Les États-Unis ont accompagné la montée en puissance de l’unité Danab, force d’élite spécialisée dans les opérations contre Al-Shabaab. La Turquie a, de son côté, formé et équipé les bataillons Gorgor de l’armée somalienne. Malgré cet investissement considérable, Al-Shabaab conserve une capacité de nuisance importante. Dans le Lower Shabelle, autour des axes reliant Mogadiscio aux zones agricoles du sud, le groupe prélève des taxes sur les camions et les commerces. Dans certaines localités rurales, ses tribunaux règlent également des litiges fonciers ou familiaux lorsque l’appareil judiciaire étatique est jugé trop lent ou trop éloigné. Le cas somalien rappelle ainsi qu’une coopération sécuritaire peut renforcer des unités et soutenir des opérations sans produire, à elle seule, une stabilisation durable. Le véritable enjeu reste la capacité de l’État à redevenir une autorité concrète et crédible dans les territoires disputés.
Quelle urgence pour le Bénin et le Togo ?

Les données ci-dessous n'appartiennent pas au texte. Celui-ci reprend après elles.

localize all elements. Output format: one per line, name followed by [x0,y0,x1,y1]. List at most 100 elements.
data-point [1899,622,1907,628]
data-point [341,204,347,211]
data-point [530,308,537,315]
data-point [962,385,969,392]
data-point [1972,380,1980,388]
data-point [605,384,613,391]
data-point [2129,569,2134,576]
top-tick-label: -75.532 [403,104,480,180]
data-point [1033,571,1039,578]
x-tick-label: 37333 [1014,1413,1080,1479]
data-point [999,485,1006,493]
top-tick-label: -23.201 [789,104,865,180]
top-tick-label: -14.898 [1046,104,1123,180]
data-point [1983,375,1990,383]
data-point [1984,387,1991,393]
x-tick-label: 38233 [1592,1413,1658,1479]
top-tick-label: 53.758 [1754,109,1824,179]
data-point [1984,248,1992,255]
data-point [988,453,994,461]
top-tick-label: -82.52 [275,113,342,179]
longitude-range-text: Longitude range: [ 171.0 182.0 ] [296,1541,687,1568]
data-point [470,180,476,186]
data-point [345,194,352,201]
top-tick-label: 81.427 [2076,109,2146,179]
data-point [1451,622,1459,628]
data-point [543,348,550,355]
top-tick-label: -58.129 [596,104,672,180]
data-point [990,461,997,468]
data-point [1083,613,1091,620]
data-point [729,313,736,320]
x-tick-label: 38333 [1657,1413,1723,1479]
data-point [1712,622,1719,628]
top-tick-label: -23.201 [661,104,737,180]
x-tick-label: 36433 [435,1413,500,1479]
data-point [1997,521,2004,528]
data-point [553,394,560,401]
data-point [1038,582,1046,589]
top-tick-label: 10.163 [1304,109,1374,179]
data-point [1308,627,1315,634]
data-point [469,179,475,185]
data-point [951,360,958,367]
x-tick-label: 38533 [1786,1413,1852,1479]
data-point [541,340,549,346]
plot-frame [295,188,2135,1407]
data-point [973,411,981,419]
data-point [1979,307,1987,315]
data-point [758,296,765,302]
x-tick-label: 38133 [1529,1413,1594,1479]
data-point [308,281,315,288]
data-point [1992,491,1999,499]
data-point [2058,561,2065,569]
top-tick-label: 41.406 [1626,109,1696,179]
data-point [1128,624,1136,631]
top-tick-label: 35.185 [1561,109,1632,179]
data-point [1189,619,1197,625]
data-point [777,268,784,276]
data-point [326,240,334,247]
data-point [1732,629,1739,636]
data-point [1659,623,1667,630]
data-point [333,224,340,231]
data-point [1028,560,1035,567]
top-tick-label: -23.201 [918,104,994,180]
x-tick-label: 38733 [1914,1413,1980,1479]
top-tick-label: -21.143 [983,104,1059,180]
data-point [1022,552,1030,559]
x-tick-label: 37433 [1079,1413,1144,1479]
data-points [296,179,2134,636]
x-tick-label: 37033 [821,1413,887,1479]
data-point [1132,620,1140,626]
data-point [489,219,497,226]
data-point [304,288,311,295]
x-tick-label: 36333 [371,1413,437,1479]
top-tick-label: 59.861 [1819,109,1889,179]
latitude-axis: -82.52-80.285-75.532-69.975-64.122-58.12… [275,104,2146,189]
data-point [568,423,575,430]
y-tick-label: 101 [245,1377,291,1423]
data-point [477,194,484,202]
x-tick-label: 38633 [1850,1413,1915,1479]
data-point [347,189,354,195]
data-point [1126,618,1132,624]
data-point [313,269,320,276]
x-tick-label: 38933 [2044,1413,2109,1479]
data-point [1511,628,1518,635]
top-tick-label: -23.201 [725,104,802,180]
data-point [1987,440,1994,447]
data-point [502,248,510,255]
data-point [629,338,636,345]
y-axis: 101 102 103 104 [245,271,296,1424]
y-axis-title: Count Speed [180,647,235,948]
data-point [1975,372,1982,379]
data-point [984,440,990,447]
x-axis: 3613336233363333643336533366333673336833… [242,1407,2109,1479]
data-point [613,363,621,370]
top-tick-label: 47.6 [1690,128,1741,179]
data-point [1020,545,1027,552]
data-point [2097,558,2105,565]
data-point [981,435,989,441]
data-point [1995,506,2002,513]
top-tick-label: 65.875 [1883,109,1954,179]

Pour le Bénin et le Togo, l’urgence n’est pas seulement d’empêcher une attaque. Les groupes armés cherchent aussi à fragiliser l’image de contrôle de l’État dans les zones septentrionales. Le candidat Romuald Wadagni avait choisi de lancer sa campagne présidentielle dans le Nord, à Kandi puis Banikoara et Ségbana. Ce choix montrait l’importance stratégique accordée à cette partie du territoire. Une dégradation sécuritaire dans le Nord pourrait donc dépasser le simple cadre militaire : elle pourrait fragiliser l’image de stabilité du pays et peser sur la confiance économique. Au Togo, l’enjeu est différent. Dans les Savanes, le risque est celui d’une tension sécuritaire durable qui obligerait l’État à mobiliser continuellement des ressources et à maintenir une pression sécuritaire constante dans la région. Dans les deux cas, la réponse ne peut pas être uniquement militaire. L’État doit éviter que les populations frontalières aient le sentiment d’être abandonnées ou durablement exposées.
Comment interpréter le silence des États côtiers ?
Le silence des États côtiers ne doit pas être interprété comme de l’indifférence. Il traduit surtout une prudence politique. Aujourd’hui, chaque prise de position sur le Mali peut rapidement être interprétée comme un alignement ou une hostilité vis-à-vis de l’AES. Pour des pays comme le Bénin, le Togo ou la Côte d’Ivoire, l’enjeu est délicat. Ils doivent suivre avec attention l’évolution de la situation sécuritaire au Sahel tout en évitant d’alimenter une polarisation régionale déjà forte. Une réaction publique trop directe pourrait être exploitée politiquement ou raviver certains narratifs sur une supposée opposition entre États côtiers et pays de l’AES.
Ce silence reflète aussi une réalité plus pragmatique. Ces États considèrent probablement que la priorité ne se joue pas dans la communication publique, mais dans l’ajustement discret de leurs dispositifs sécuritaires, le suivi du renseignement et la surveillance de leurs frontières septentrionales. Enfin, même en dehors du contexte AES, les réactions auraient probablement été mesurées. En Afrique de l’Ouest, les États évitent généralement de commenter publiquement les vulnérabilités sécuritaires de leurs voisins, surtout lorsqu’ils savent qu’ils peuvent eux-mêmes être confrontés demain à des pressions similaires.